Regarding patient satisfaction surveys, which are used to calculate some of the ratings systems found online, Richardson says they are often based on superficial criteria that is irrelevant to the quality of medical care.
“In surveys that have been done to determine what leads to patient satisfaction, the two things that people talk about more than anything else – assuming of course there’s not a major complication or problem that’s an issue – are really parking and food service.”
Ultimately, Richardson believes that a patient who seeks out opinions from friends, relatives, peers, and primary care physicians will have more success in finding a good doctor or other medical care provider and establishing a health-beneficial relationship.

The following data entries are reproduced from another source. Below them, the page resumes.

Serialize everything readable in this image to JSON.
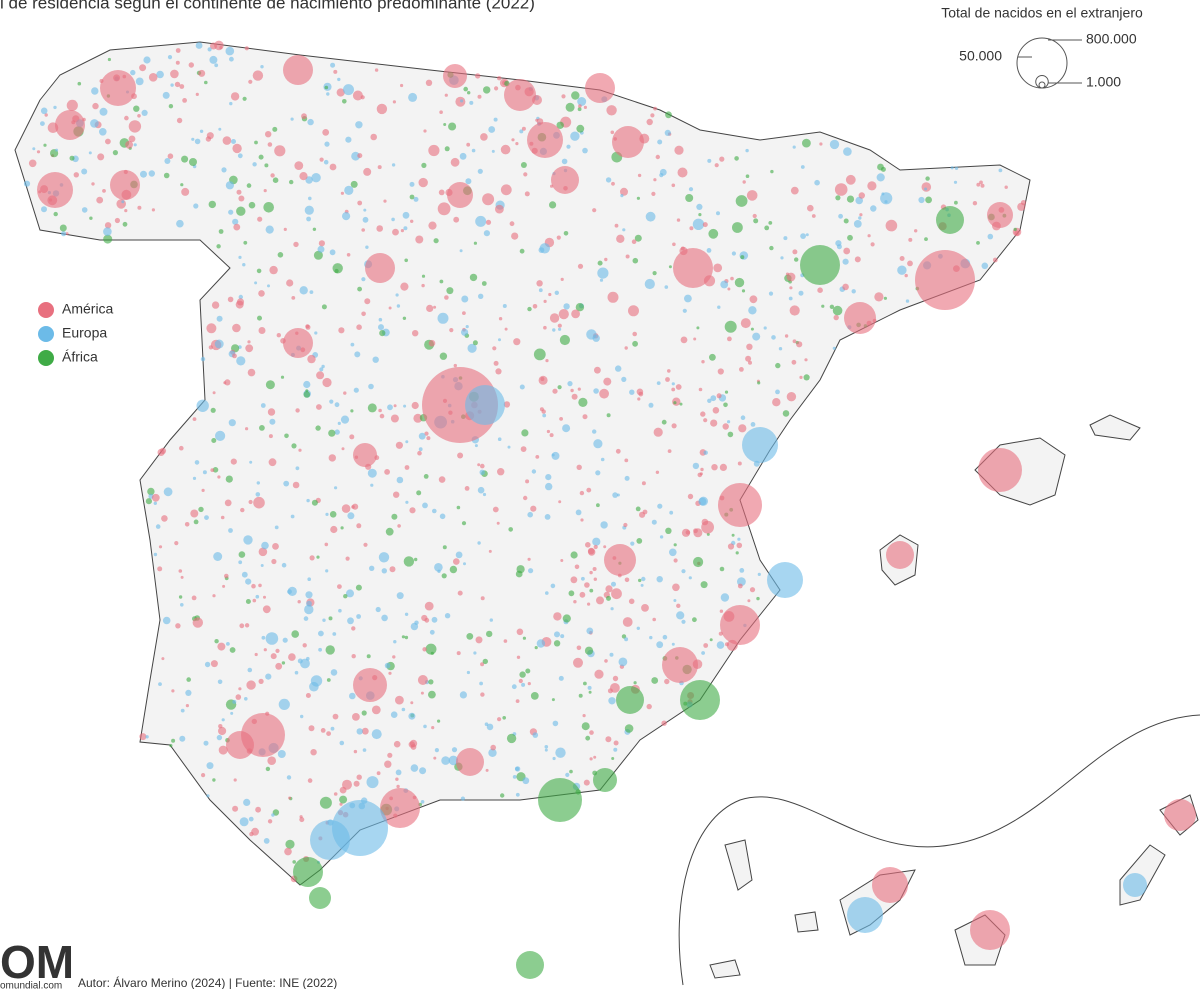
{
  "title": "l de residencia según el continente de nacimiento predominante (2022)",
  "legend": {
    "items": [
      {
        "label": "América",
        "color": "#e8707f"
      },
      {
        "label": "Europa",
        "color": "#6cbbe8"
      },
      {
        "label": "África",
        "color": "#3fab46"
      }
    ]
  },
  "size_legend": {
    "title": "Total de nacidos en el extranjero",
    "sizes": [
      {
        "value": 800000,
        "label": "800.000"
      },
      {
        "value": 50000,
        "label": "50.000"
      },
      {
        "value": 1000,
        "label": "1.000"
      }
    ]
  },
  "footer": {
    "logo": "OM",
    "site": "omundial.com",
    "credit": "Autor: Álvaro Merino (2024) | Fuente: INE (2022)"
  }
}
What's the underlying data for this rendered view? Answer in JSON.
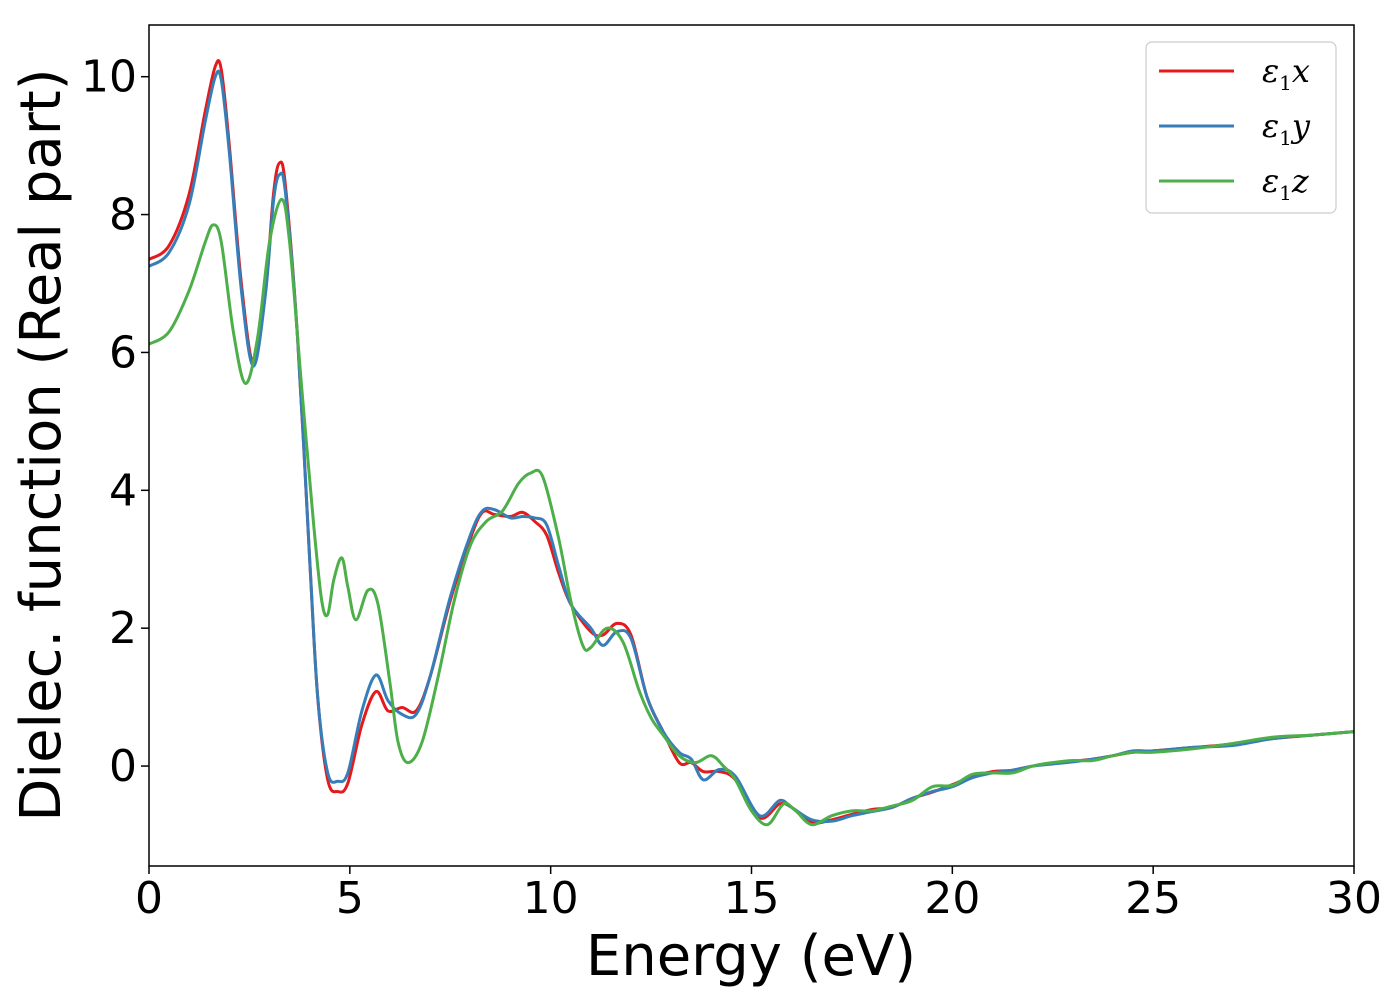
{
  "chart_data": {
    "type": "line",
    "xlabel": "Energy (eV)",
    "ylabel": "Dielec. function (Real part)",
    "xlim": [
      0,
      30
    ],
    "ylim": [
      -1.45,
      10.75
    ],
    "xticks": [
      0,
      5,
      10,
      15,
      20,
      25,
      30
    ],
    "yticks": [
      0,
      2,
      4,
      6,
      8,
      10
    ],
    "grid": false,
    "legend_position": "top-right",
    "series": [
      {
        "name": "ε₁x",
        "legend_base": "ε",
        "legend_sub": "1",
        "legend_var": "x",
        "color": "#e41a1c",
        "points": [
          [
            0,
            7.35
          ],
          [
            0.5,
            7.55
          ],
          [
            1.0,
            8.3
          ],
          [
            1.4,
            9.5
          ],
          [
            1.65,
            10.15
          ],
          [
            1.8,
            10.1
          ],
          [
            2.0,
            9.0
          ],
          [
            2.3,
            7.0
          ],
          [
            2.6,
            5.85
          ],
          [
            2.9,
            6.9
          ],
          [
            3.1,
            8.3
          ],
          [
            3.25,
            8.75
          ],
          [
            3.4,
            8.4
          ],
          [
            3.7,
            6.2
          ],
          [
            4.0,
            3.0
          ],
          [
            4.2,
            1.0
          ],
          [
            4.45,
            -0.2
          ],
          [
            4.7,
            -0.37
          ],
          [
            4.95,
            -0.25
          ],
          [
            5.3,
            0.6
          ],
          [
            5.65,
            1.08
          ],
          [
            5.95,
            0.8
          ],
          [
            6.3,
            0.85
          ],
          [
            6.65,
            0.8
          ],
          [
            7.0,
            1.3
          ],
          [
            7.5,
            2.4
          ],
          [
            8.0,
            3.3
          ],
          [
            8.3,
            3.68
          ],
          [
            8.6,
            3.65
          ],
          [
            9.0,
            3.62
          ],
          [
            9.3,
            3.68
          ],
          [
            9.6,
            3.55
          ],
          [
            9.9,
            3.35
          ],
          [
            10.2,
            2.8
          ],
          [
            10.5,
            2.35
          ],
          [
            11.0,
            1.95
          ],
          [
            11.3,
            1.9
          ],
          [
            11.65,
            2.07
          ],
          [
            12.0,
            1.9
          ],
          [
            12.4,
            1.0
          ],
          [
            12.8,
            0.5
          ],
          [
            13.2,
            0.05
          ],
          [
            13.5,
            0.05
          ],
          [
            13.8,
            -0.08
          ],
          [
            14.2,
            -0.08
          ],
          [
            14.6,
            -0.2
          ],
          [
            15.2,
            -0.75
          ],
          [
            15.7,
            -0.55
          ],
          [
            16.0,
            -0.6
          ],
          [
            16.5,
            -0.82
          ],
          [
            17.0,
            -0.78
          ],
          [
            17.5,
            -0.7
          ],
          [
            18.0,
            -0.63
          ],
          [
            18.5,
            -0.6
          ],
          [
            19.0,
            -0.47
          ],
          [
            19.5,
            -0.38
          ],
          [
            20.0,
            -0.27
          ],
          [
            20.5,
            -0.15
          ],
          [
            21.0,
            -0.08
          ],
          [
            21.5,
            -0.06
          ],
          [
            22.0,
            0.0
          ],
          [
            22.5,
            0.04
          ],
          [
            23.0,
            0.07
          ],
          [
            23.5,
            0.1
          ],
          [
            24.0,
            0.15
          ],
          [
            24.5,
            0.2
          ],
          [
            25.0,
            0.22
          ],
          [
            26.0,
            0.27
          ],
          [
            27.0,
            0.32
          ],
          [
            28.0,
            0.4
          ],
          [
            29.0,
            0.45
          ],
          [
            30.0,
            0.5
          ]
        ]
      },
      {
        "name": "ε₁y",
        "legend_base": "ε",
        "legend_sub": "1",
        "legend_var": "y",
        "color": "#377eb8",
        "points": [
          [
            0,
            7.25
          ],
          [
            0.5,
            7.45
          ],
          [
            1.0,
            8.15
          ],
          [
            1.4,
            9.35
          ],
          [
            1.65,
            10.0
          ],
          [
            1.8,
            9.95
          ],
          [
            2.0,
            8.9
          ],
          [
            2.3,
            6.9
          ],
          [
            2.6,
            5.8
          ],
          [
            2.9,
            6.85
          ],
          [
            3.1,
            8.2
          ],
          [
            3.25,
            8.58
          ],
          [
            3.4,
            8.3
          ],
          [
            3.7,
            6.2
          ],
          [
            4.0,
            3.0
          ],
          [
            4.2,
            1.0
          ],
          [
            4.45,
            -0.1
          ],
          [
            4.7,
            -0.22
          ],
          [
            4.95,
            -0.1
          ],
          [
            5.3,
            0.8
          ],
          [
            5.65,
            1.32
          ],
          [
            5.95,
            0.95
          ],
          [
            6.3,
            0.75
          ],
          [
            6.65,
            0.75
          ],
          [
            7.0,
            1.3
          ],
          [
            7.5,
            2.45
          ],
          [
            8.0,
            3.35
          ],
          [
            8.3,
            3.7
          ],
          [
            8.6,
            3.72
          ],
          [
            9.0,
            3.6
          ],
          [
            9.3,
            3.62
          ],
          [
            9.6,
            3.6
          ],
          [
            9.9,
            3.5
          ],
          [
            10.2,
            2.9
          ],
          [
            10.5,
            2.35
          ],
          [
            11.0,
            2.0
          ],
          [
            11.3,
            1.75
          ],
          [
            11.65,
            1.95
          ],
          [
            12.0,
            1.85
          ],
          [
            12.4,
            1.0
          ],
          [
            12.8,
            0.5
          ],
          [
            13.2,
            0.2
          ],
          [
            13.5,
            0.1
          ],
          [
            13.8,
            -0.2
          ],
          [
            14.2,
            -0.05
          ],
          [
            14.6,
            -0.15
          ],
          [
            15.2,
            -0.72
          ],
          [
            15.7,
            -0.5
          ],
          [
            16.0,
            -0.6
          ],
          [
            16.5,
            -0.78
          ],
          [
            17.0,
            -0.8
          ],
          [
            17.5,
            -0.72
          ],
          [
            18.0,
            -0.66
          ],
          [
            18.5,
            -0.6
          ],
          [
            19.0,
            -0.47
          ],
          [
            19.5,
            -0.37
          ],
          [
            20.0,
            -0.3
          ],
          [
            20.5,
            -0.17
          ],
          [
            21.0,
            -0.1
          ],
          [
            21.5,
            -0.06
          ],
          [
            22.0,
            0.0
          ],
          [
            22.5,
            0.03
          ],
          [
            23.0,
            0.06
          ],
          [
            23.5,
            0.1
          ],
          [
            24.0,
            0.15
          ],
          [
            24.5,
            0.22
          ],
          [
            25.0,
            0.22
          ],
          [
            26.0,
            0.27
          ],
          [
            27.0,
            0.3
          ],
          [
            28.0,
            0.4
          ],
          [
            29.0,
            0.45
          ],
          [
            30.0,
            0.5
          ]
        ]
      },
      {
        "name": "ε₁z",
        "legend_base": "ε",
        "legend_sub": "1",
        "legend_var": "z",
        "color": "#4daf4a",
        "points": [
          [
            0,
            6.12
          ],
          [
            0.5,
            6.3
          ],
          [
            1.0,
            6.9
          ],
          [
            1.4,
            7.6
          ],
          [
            1.6,
            7.85
          ],
          [
            1.8,
            7.6
          ],
          [
            2.1,
            6.3
          ],
          [
            2.4,
            5.55
          ],
          [
            2.7,
            6.2
          ],
          [
            3.0,
            7.6
          ],
          [
            3.3,
            8.22
          ],
          [
            3.5,
            7.6
          ],
          [
            3.8,
            5.5
          ],
          [
            4.1,
            3.5
          ],
          [
            4.3,
            2.4
          ],
          [
            4.45,
            2.2
          ],
          [
            4.6,
            2.7
          ],
          [
            4.8,
            3.02
          ],
          [
            4.95,
            2.6
          ],
          [
            5.15,
            2.12
          ],
          [
            5.45,
            2.55
          ],
          [
            5.7,
            2.35
          ],
          [
            6.0,
            1.2
          ],
          [
            6.2,
            0.35
          ],
          [
            6.45,
            0.05
          ],
          [
            6.8,
            0.35
          ],
          [
            7.2,
            1.3
          ],
          [
            7.6,
            2.4
          ],
          [
            8.0,
            3.2
          ],
          [
            8.4,
            3.55
          ],
          [
            8.8,
            3.7
          ],
          [
            9.2,
            4.1
          ],
          [
            9.5,
            4.25
          ],
          [
            9.8,
            4.2
          ],
          [
            10.2,
            3.3
          ],
          [
            10.5,
            2.4
          ],
          [
            10.8,
            1.75
          ],
          [
            11.0,
            1.72
          ],
          [
            11.4,
            2.0
          ],
          [
            11.8,
            1.8
          ],
          [
            12.2,
            1.1
          ],
          [
            12.5,
            0.7
          ],
          [
            12.8,
            0.45
          ],
          [
            13.2,
            0.15
          ],
          [
            13.6,
            0.05
          ],
          [
            14.0,
            0.15
          ],
          [
            14.3,
            0.0
          ],
          [
            14.6,
            -0.2
          ],
          [
            15.0,
            -0.65
          ],
          [
            15.4,
            -0.85
          ],
          [
            15.8,
            -0.55
          ],
          [
            16.1,
            -0.65
          ],
          [
            16.5,
            -0.85
          ],
          [
            17.0,
            -0.72
          ],
          [
            17.5,
            -0.65
          ],
          [
            18.0,
            -0.65
          ],
          [
            18.5,
            -0.58
          ],
          [
            19.0,
            -0.5
          ],
          [
            19.5,
            -0.3
          ],
          [
            20.0,
            -0.28
          ],
          [
            20.5,
            -0.12
          ],
          [
            21.0,
            -0.1
          ],
          [
            21.5,
            -0.1
          ],
          [
            22.0,
            0.0
          ],
          [
            22.5,
            0.05
          ],
          [
            23.0,
            0.08
          ],
          [
            23.5,
            0.08
          ],
          [
            24.0,
            0.15
          ],
          [
            24.5,
            0.2
          ],
          [
            25.0,
            0.2
          ],
          [
            26.0,
            0.25
          ],
          [
            27.0,
            0.33
          ],
          [
            28.0,
            0.42
          ],
          [
            29.0,
            0.45
          ],
          [
            30.0,
            0.5
          ]
        ]
      }
    ]
  }
}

“I think that networking probably helps you – to me, that’s a much better way to do it, frankly,” he says. “Even though that’s very arbitrary, and seems old-fashioned, I think that’s better than getting on a computer and trying to look up things.
“Within our city, we’re fortunate that we have very good hospitals, and good surgeons and doctors. … But, I also believe at times that some of it’s based on faith, and nothing more than that. Even if a doctor is credentialed by a hospital, that means that you’ve got to have faith that that hospital did a proper vetting process of that surgeon before they’re allowed to operate.”